The microenvironment shielding tumors is hostile for T cells. Abnormal blood flow, metabolic anomalies, acidosis, and down-regulation of adhesive molecules undermine the potency of CAR T cell therapy by inhibiting the cells’ trafficking, cytolytic activity, and survival while favoring tumor growth [122]. Tumor cells are able to produce many kinds of chemokines which can attract other cells and form an immunosuppressive microenvironment [123]. CCL2 is one important chemokine produced by several tumor cells such as mesothelioma, breast cancer and pancreatic cancer. Force expressing of CCL2 receptors can enhance the CAR T cells tumor migration and therapeutic effects [124, 125]. Lymphocytes have an uphill battle in the fight against cancer, and scientists are just beginning to understand the full scope of challenges that must be overcome in treating malignant tumors.

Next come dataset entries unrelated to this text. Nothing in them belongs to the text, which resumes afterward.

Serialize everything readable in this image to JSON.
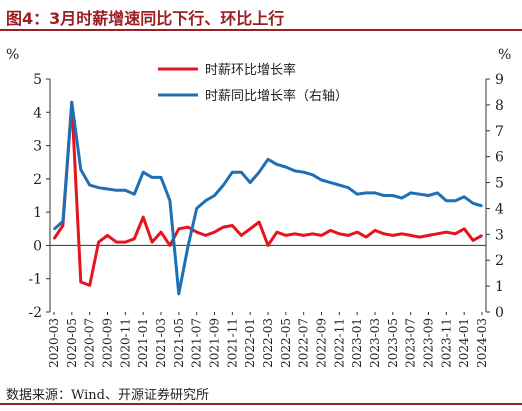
{
  "title": "图4：3月时薪增速同比下行、环比上行",
  "source": "数据来源：Wind、开源证券研究所",
  "colors": {
    "mom": "#e8131c",
    "yoy": "#1f6fb5",
    "title": "#9a1f23"
  },
  "chart_data": {
    "type": "line",
    "left_axis": {
      "unit": "%",
      "min": -2,
      "max": 5,
      "ticks": [
        -2,
        -1,
        0,
        1,
        2,
        3,
        4,
        5
      ],
      "tick_labels": [
        "-2",
        "-1",
        "0",
        "1",
        "2",
        "3",
        "4",
        "5"
      ]
    },
    "right_axis": {
      "unit": "%",
      "min": 0,
      "max": 9,
      "ticks": [
        0,
        1,
        2,
        3,
        4,
        5,
        6,
        7,
        8,
        9
      ],
      "tick_labels": [
        "0",
        "1",
        "2",
        "3",
        "4",
        "5",
        "6",
        "7",
        "8",
        "9"
      ]
    },
    "x_tick_labels": [
      "2020-03",
      "2020-05",
      "2020-07",
      "2020-09",
      "2020-11",
      "2021-01",
      "2021-03",
      "2021-05",
      "2021-07",
      "2021-09",
      "2021-11",
      "2022-01",
      "2022-03",
      "2022-05",
      "2022-07",
      "2022-09",
      "2022-11",
      "2023-01",
      "2023-03",
      "2023-05",
      "2023-07",
      "2023-09",
      "2023-11",
      "2024-01",
      "2024-03"
    ],
    "x": [
      "2020-03",
      "2020-04",
      "2020-05",
      "2020-06",
      "2020-07",
      "2020-08",
      "2020-09",
      "2020-10",
      "2020-11",
      "2020-12",
      "2021-01",
      "2021-02",
      "2021-03",
      "2021-04",
      "2021-05",
      "2021-06",
      "2021-07",
      "2021-08",
      "2021-09",
      "2021-10",
      "2021-11",
      "2021-12",
      "2022-01",
      "2022-02",
      "2022-03",
      "2022-04",
      "2022-05",
      "2022-06",
      "2022-07",
      "2022-08",
      "2022-09",
      "2022-10",
      "2022-11",
      "2022-12",
      "2023-01",
      "2023-02",
      "2023-03",
      "2023-04",
      "2023-05",
      "2023-06",
      "2023-07",
      "2023-08",
      "2023-09",
      "2023-10",
      "2023-11",
      "2023-12",
      "2024-01",
      "2024-02",
      "2024-03"
    ],
    "series": [
      {
        "name": "时薪环比增长率",
        "axis": "left",
        "color": "#e8131c",
        "values": [
          0.2,
          0.6,
          4.3,
          -1.1,
          -1.2,
          0.1,
          0.3,
          0.1,
          0.1,
          0.2,
          0.85,
          0.1,
          0.4,
          0.0,
          0.5,
          0.55,
          0.4,
          0.3,
          0.4,
          0.55,
          0.6,
          0.3,
          0.5,
          0.7,
          0.0,
          0.4,
          0.3,
          0.35,
          0.3,
          0.35,
          0.3,
          0.45,
          0.35,
          0.3,
          0.4,
          0.25,
          0.45,
          0.35,
          0.3,
          0.35,
          0.3,
          0.25,
          0.3,
          0.35,
          0.4,
          0.35,
          0.5,
          0.15,
          0.3
        ]
      },
      {
        "name": "时薪同比增长率（右轴）",
        "axis": "right",
        "color": "#1f6fb5",
        "values": [
          3.2,
          3.5,
          8.1,
          5.5,
          4.9,
          4.8,
          4.75,
          4.7,
          4.7,
          4.55,
          5.4,
          5.2,
          5.2,
          4.3,
          0.7,
          2.5,
          4.0,
          4.3,
          4.5,
          4.9,
          5.4,
          5.4,
          5.0,
          5.4,
          5.9,
          5.7,
          5.6,
          5.45,
          5.4,
          5.3,
          5.1,
          5.0,
          4.9,
          4.8,
          4.55,
          4.6,
          4.6,
          4.5,
          4.5,
          4.4,
          4.6,
          4.55,
          4.5,
          4.6,
          4.3,
          4.3,
          4.45,
          4.2,
          4.1
        ]
      }
    ],
    "legend_position": "top-center",
    "grid": false
  }
}
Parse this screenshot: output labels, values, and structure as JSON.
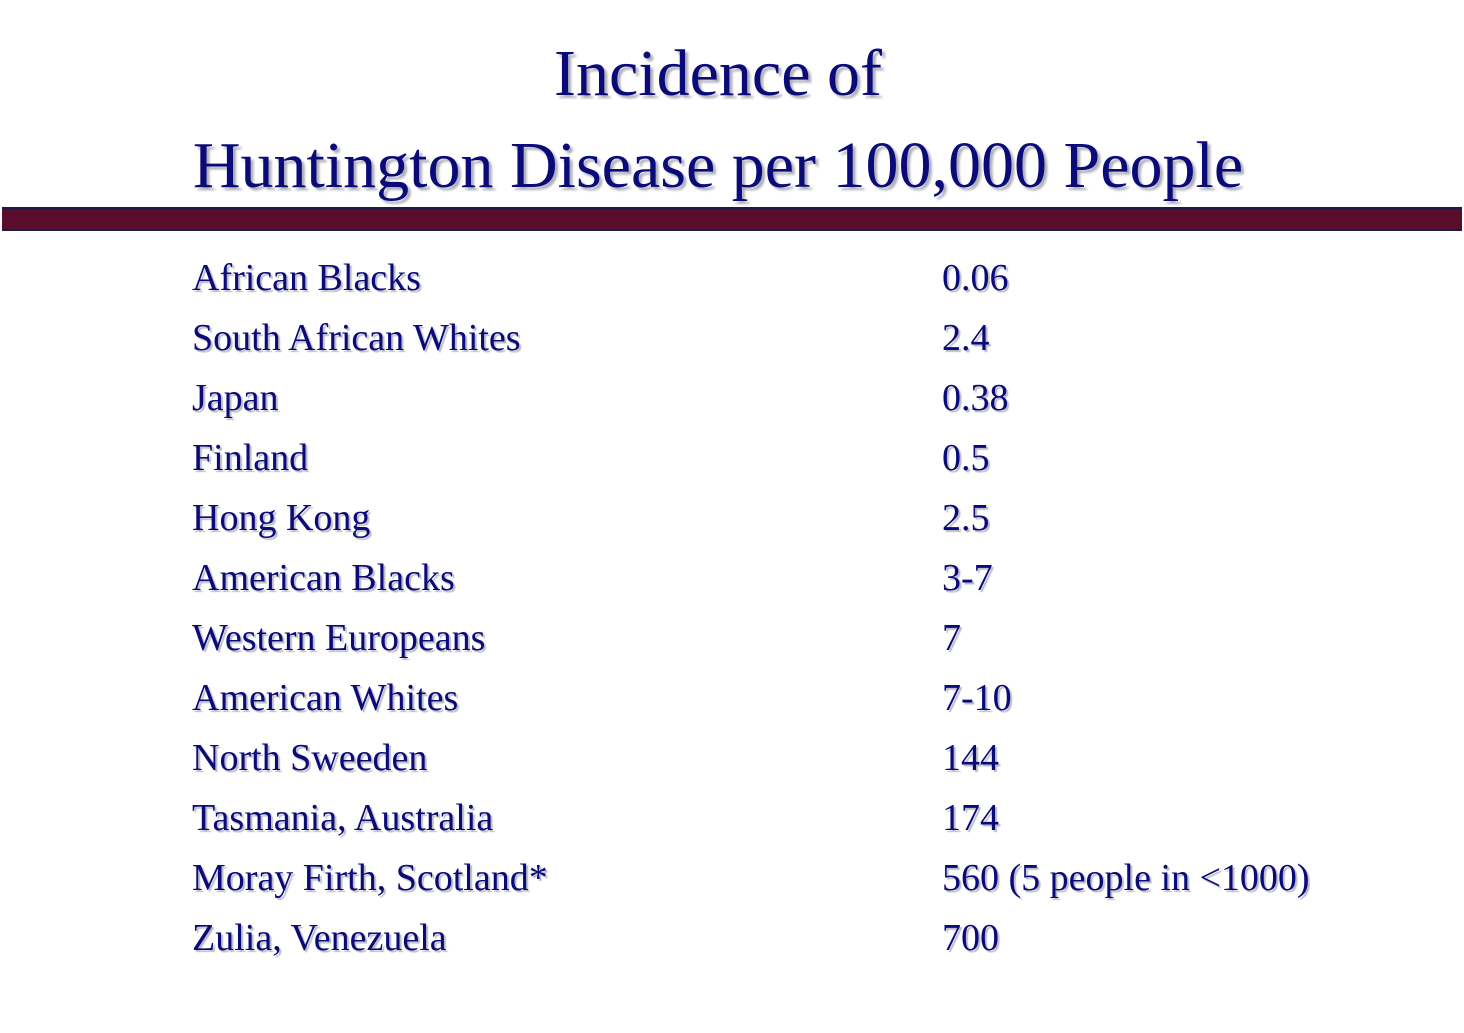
{
  "slide": {
    "title_line1": "Incidence of",
    "title_line2": "Huntington Disease per 100,000 People"
  },
  "colors": {
    "text": "#0a0a78",
    "divider": "#5a0c2c"
  },
  "table": {
    "rows": [
      {
        "region": "African Blacks",
        "rate": "0.06"
      },
      {
        "region": "South African Whites",
        "rate": "2.4"
      },
      {
        "region": "Japan",
        "rate": "0.38"
      },
      {
        "region": "Finland",
        "rate": "0.5"
      },
      {
        "region": "Hong Kong",
        "rate": "2.5"
      },
      {
        "region": "American Blacks",
        "rate": "3-7"
      },
      {
        "region": "Western Europeans",
        "rate": "7"
      },
      {
        "region": "American Whites",
        "rate": "7-10"
      },
      {
        "region": "North Sweeden",
        "rate": "144"
      },
      {
        "region": "Tasmania, Australia",
        "rate": "174"
      },
      {
        "region": "Moray Firth, Scotland*",
        "rate": "560 (5 people in <1000)"
      },
      {
        "region": "Zulia, Venezuela",
        "rate": "700"
      }
    ]
  }
}
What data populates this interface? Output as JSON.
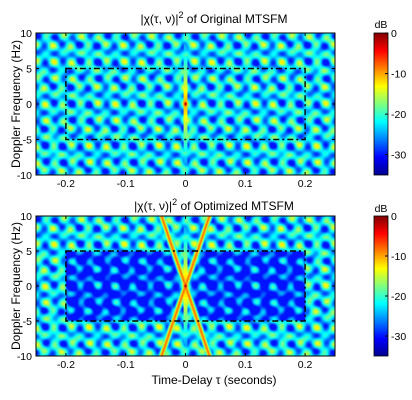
{
  "chart_data": [
    {
      "type": "heatmap",
      "title_prefix": "|χ(τ, ν)|",
      "title_exp": "2",
      "title_suffix": " of Original MTSFM",
      "xlabel": "",
      "ylabel": "Doppler Frequency (Hz)",
      "xlim": [
        -0.25,
        0.25
      ],
      "ylim": [
        -10,
        10
      ],
      "x_ticks": [
        "-0.2",
        "-0.1",
        "0",
        "0.1",
        "0.2"
      ],
      "x_tick_values": [
        -0.2,
        -0.1,
        0,
        0.1,
        0.2
      ],
      "y_ticks": [
        "10",
        "5",
        "0",
        "-5",
        "-10"
      ],
      "y_tick_values": [
        10,
        5,
        0,
        -5,
        -10
      ],
      "colorbar": {
        "label": "dB",
        "range": [
          -35,
          0
        ],
        "ticks": [
          "0",
          "-10",
          "-20",
          "-30"
        ],
        "tick_values": [
          0,
          -10,
          -20,
          -30
        ]
      },
      "region": {
        "tau": [
          -0.2,
          0.2
        ],
        "nu": [
          -5,
          5
        ]
      },
      "peak": {
        "tau": 0,
        "nu": 0,
        "db": 0
      }
    },
    {
      "type": "heatmap",
      "title_prefix": "|χ(τ, ν)|",
      "title_exp": "2",
      "title_suffix": " of Optimized MTSFM",
      "xlabel": "Time-Delay τ (seconds)",
      "ylabel": "Doppler Frequency (Hz)",
      "xlim": [
        -0.25,
        0.25
      ],
      "ylim": [
        -10,
        10
      ],
      "x_ticks": [
        "-0.2",
        "-0.1",
        "0",
        "0.1",
        "0.2"
      ],
      "x_tick_values": [
        -0.2,
        -0.1,
        0,
        0.1,
        0.2
      ],
      "y_ticks": [
        "10",
        "5",
        "0",
        "-5",
        "-10"
      ],
      "y_tick_values": [
        10,
        5,
        0,
        -5,
        -10
      ],
      "colorbar": {
        "label": "dB",
        "range": [
          -35,
          0
        ],
        "ticks": [
          "0",
          "-10",
          "-20",
          "-30"
        ],
        "tick_values": [
          0,
          -10,
          -20,
          -30
        ]
      },
      "region": {
        "tau": [
          -0.2,
          0.2
        ],
        "nu": [
          -5,
          5
        ]
      },
      "peak": {
        "tau": 0,
        "nu": 0,
        "db": 0
      }
    }
  ]
}
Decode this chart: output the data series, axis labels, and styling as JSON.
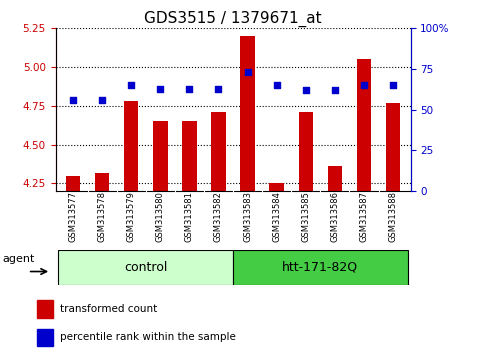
{
  "title": "GDS3515 / 1379671_at",
  "samples": [
    "GSM313577",
    "GSM313578",
    "GSM313579",
    "GSM313580",
    "GSM313581",
    "GSM313582",
    "GSM313583",
    "GSM313584",
    "GSM313585",
    "GSM313586",
    "GSM313587",
    "GSM313588"
  ],
  "transformed_count": [
    4.3,
    4.32,
    4.78,
    4.65,
    4.65,
    4.71,
    5.2,
    4.25,
    4.71,
    4.36,
    5.05,
    4.77
  ],
  "percentile_rank": [
    56,
    56,
    65,
    63,
    63,
    63,
    73,
    65,
    62,
    62,
    65,
    65
  ],
  "left_ylim": [
    4.2,
    5.25
  ],
  "right_ylim": [
    0,
    100
  ],
  "left_yticks": [
    4.25,
    4.5,
    4.75,
    5.0,
    5.25
  ],
  "right_yticks": [
    0,
    25,
    50,
    75,
    100
  ],
  "right_yticklabels": [
    "0",
    "25",
    "50",
    "75",
    "100%"
  ],
  "bar_color": "#cc0000",
  "dot_color": "#0000cc",
  "bar_width": 0.5,
  "groups": [
    {
      "label": "control",
      "start": 0,
      "end": 6,
      "color": "#ccffcc"
    },
    {
      "label": "htt-171-82Q",
      "start": 6,
      "end": 12,
      "color": "#44cc44"
    }
  ],
  "agent_label": "agent",
  "legend_bar_label": "transformed count",
  "legend_dot_label": "percentile rank within the sample",
  "title_fontsize": 11,
  "tick_fontsize": 7.5,
  "label_fontsize": 9,
  "tick_area_bg": "#cccccc",
  "plot_bg_color": "#ffffff"
}
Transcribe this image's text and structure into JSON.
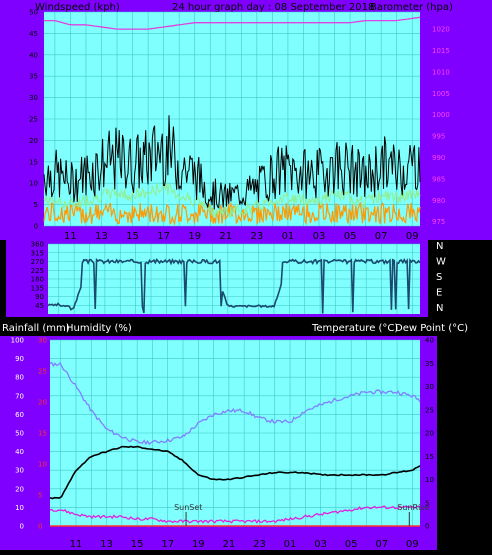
{
  "header": {
    "windspeed_label": "Windspeed (kph)",
    "title": "24 hour graph day : 08 September 2018",
    "barometer_label": "Barometer (hpa)"
  },
  "lower_header": {
    "rainfall_label": "Rainfall (mm)",
    "humidity_label": "Humidity (%)",
    "temperature_label": "Temperature (°C)",
    "dewpoint_label": "Dew Point (°C)"
  },
  "x_ticks": [
    "11",
    "13",
    "15",
    "17",
    "19",
    "21",
    "23",
    "01",
    "03",
    "05",
    "07",
    "09"
  ],
  "colors": {
    "frame": "#7f00ff",
    "plot_bg": "#80ffff",
    "grid": "#40c8c8",
    "windspeed": "#000000",
    "wind_avg": "#90ee90",
    "gust": "#ff9900",
    "barometer": "#e040e0",
    "direction": "#1a4a6e",
    "humidity": "#8080ff",
    "temperature": "#000000",
    "dewpoint": "#e020e0",
    "rainfall": "#ff3030"
  },
  "chart_data": [
    {
      "type": "line",
      "name": "wind-barometer",
      "x": [
        10,
        11,
        12,
        13,
        14,
        15,
        16,
        17,
        18,
        19,
        20,
        21,
        22,
        23,
        24,
        25,
        26,
        27,
        28,
        29,
        30,
        31,
        32,
        33,
        34
      ],
      "series": [
        {
          "name": "Windspeed",
          "axis": "left",
          "values": [
            11,
            9,
            11,
            13,
            14,
            13,
            14,
            17,
            13,
            11,
            7,
            6,
            7,
            8,
            11,
            12,
            11,
            11,
            13,
            12,
            10,
            13,
            12,
            13,
            16
          ]
        },
        {
          "name": "Barometer",
          "axis": "right",
          "values": [
            1022,
            1021,
            1021,
            1020.5,
            1020,
            1020,
            1020,
            1020.5,
            1021,
            1021.5,
            1021.5,
            1021.5,
            1021.5,
            1021.5,
            1021.5,
            1021.5,
            1021.5,
            1021.5,
            1021.5,
            1021.5,
            1022,
            1022,
            1022,
            1022.5,
            1023
          ]
        }
      ],
      "xlabel_ticks": [
        "11",
        "13",
        "15",
        "17",
        "19",
        "21",
        "23",
        "01",
        "03",
        "05",
        "07",
        "09"
      ],
      "y_left": {
        "label": "Windspeed (kph)",
        "range": [
          0,
          50
        ],
        "ticks": [
          0,
          5,
          10,
          15,
          20,
          25,
          30,
          35,
          40,
          45,
          50
        ]
      },
      "y_right": {
        "label": "Barometer (hpa)",
        "range": [
          974,
          1024
        ],
        "ticks": [
          975,
          980,
          985,
          990,
          995,
          1000,
          1005,
          1010,
          1015,
          1020
        ]
      }
    },
    {
      "type": "line",
      "name": "wind-direction",
      "x": [
        10,
        11,
        12,
        13,
        14,
        15,
        16,
        17,
        18,
        19,
        20,
        21,
        22,
        23,
        24,
        25,
        26,
        27,
        28,
        29,
        30,
        31,
        32,
        33,
        34
      ],
      "series": [
        {
          "name": "Wind direction",
          "values": [
            45,
            35,
            270,
            270,
            270,
            270,
            270,
            270,
            270,
            270,
            270,
            40,
            40,
            40,
            40,
            270,
            270,
            270,
            270,
            270,
            270,
            270,
            270,
            270,
            270
          ]
        }
      ],
      "y_range": [
        0,
        360
      ],
      "y_ticks": [
        45,
        90,
        135,
        180,
        225,
        270,
        315,
        360
      ],
      "compass_labels": [
        "N",
        "W",
        "S",
        "E",
        "N"
      ]
    },
    {
      "type": "line",
      "name": "temp-humidity",
      "x": [
        10,
        11,
        12,
        13,
        14,
        15,
        16,
        17,
        18,
        19,
        20,
        21,
        22,
        23,
        24,
        25,
        26,
        27,
        28,
        29,
        30,
        31,
        32,
        33,
        34
      ],
      "series": [
        {
          "name": "Humidity",
          "axis": "left",
          "values": [
            87,
            75,
            62,
            52,
            48,
            45,
            45,
            46,
            48,
            55,
            60,
            62,
            62,
            58,
            56,
            56,
            62,
            65,
            68,
            70,
            72,
            72,
            72,
            70,
            65
          ]
        },
        {
          "name": "Temperature",
          "axis": "right",
          "values": [
            6,
            12,
            15,
            16,
            17,
            17,
            16.5,
            16,
            14,
            11,
            10,
            10,
            10.5,
            11,
            11.5,
            11.5,
            11.5,
            11,
            11,
            11,
            11,
            11,
            11.5,
            12,
            14
          ]
        },
        {
          "name": "Dew Point",
          "axis": "right",
          "values": [
            3.5,
            2.5,
            2,
            2,
            2,
            1.5,
            1.5,
            1,
            1,
            1,
            1,
            1,
            1,
            1,
            1,
            1.5,
            2,
            2.5,
            3,
            3.5,
            4,
            4,
            4,
            4,
            4
          ]
        },
        {
          "name": "Rainfall",
          "axis": "left",
          "values": [
            0,
            0,
            0,
            0,
            0,
            0,
            0,
            0,
            0,
            0,
            0,
            0,
            0,
            0,
            0,
            0,
            0,
            0,
            0,
            0,
            0,
            0,
            0,
            0,
            0
          ]
        }
      ],
      "xlabel_ticks": [
        "11",
        "13",
        "15",
        "17",
        "19",
        "21",
        "23",
        "01",
        "03",
        "05",
        "07",
        "09"
      ],
      "y_left": {
        "label": "Humidity (%)",
        "range": [
          0,
          100
        ],
        "ticks": [
          0,
          10,
          20,
          30,
          40,
          50,
          60,
          70,
          80,
          90,
          100
        ]
      },
      "y_rain": {
        "label": "Rainfall (mm)",
        "range": [
          0,
          30
        ],
        "ticks": [
          0,
          5,
          10,
          15,
          20,
          25,
          30
        ]
      },
      "y_right": {
        "label": "Temperature (°C)",
        "range": [
          0,
          40
        ],
        "ticks": [
          0,
          5,
          10,
          15,
          20,
          25,
          30,
          35,
          40
        ]
      },
      "annotations": [
        {
          "text": "SunSet",
          "x": 18.2
        },
        {
          "text": "SunRise",
          "x": 32.8
        }
      ]
    }
  ]
}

A challenging, yet promising, development is the advancement of universal CAR cells. Universal CAR cells would allow quick and efficient treatment and would further boost the industrialization and standardization of CAR T cell production. This would pave the way for more patients to benefit from the treatment. While much work must be done to reach this state, it would allow the full potency of CAR therapy to truly change the realm of cancer treatment. Given that CAR T cells are able to efficiently migrate to and expand in tumor environments; some pioneer studies are investigating the use of CAR T cells as a carrier to deliver drugs [126, 127]. These studies further expand the potential application of CAR T cell therapy and also bring to light new challenges concerning the development of CAR structure.

CONCLUSION

Immunotherapies have revolutionized the realm of cancer treatment and research. Specifically, CAR cell therapy has shown potent results and promises even more success in the near future. Variations in structure, gene transfer methods, in vitro culture techniques, target selection, and preconditioning regimens greatly affect the efficacy of clinical CAR treatments. Therefore, development of standard operating procedures (SOPs) for CAR T cell therapy, including T cell harvest, engineering, expansion, shipping, preconditioning regimen, toxicity management and so on, has become an emergency. While many challenges still loom on the horizon, CAR T cell therapy will likely become a routine treatment strategy for many kinds of tumors in the future.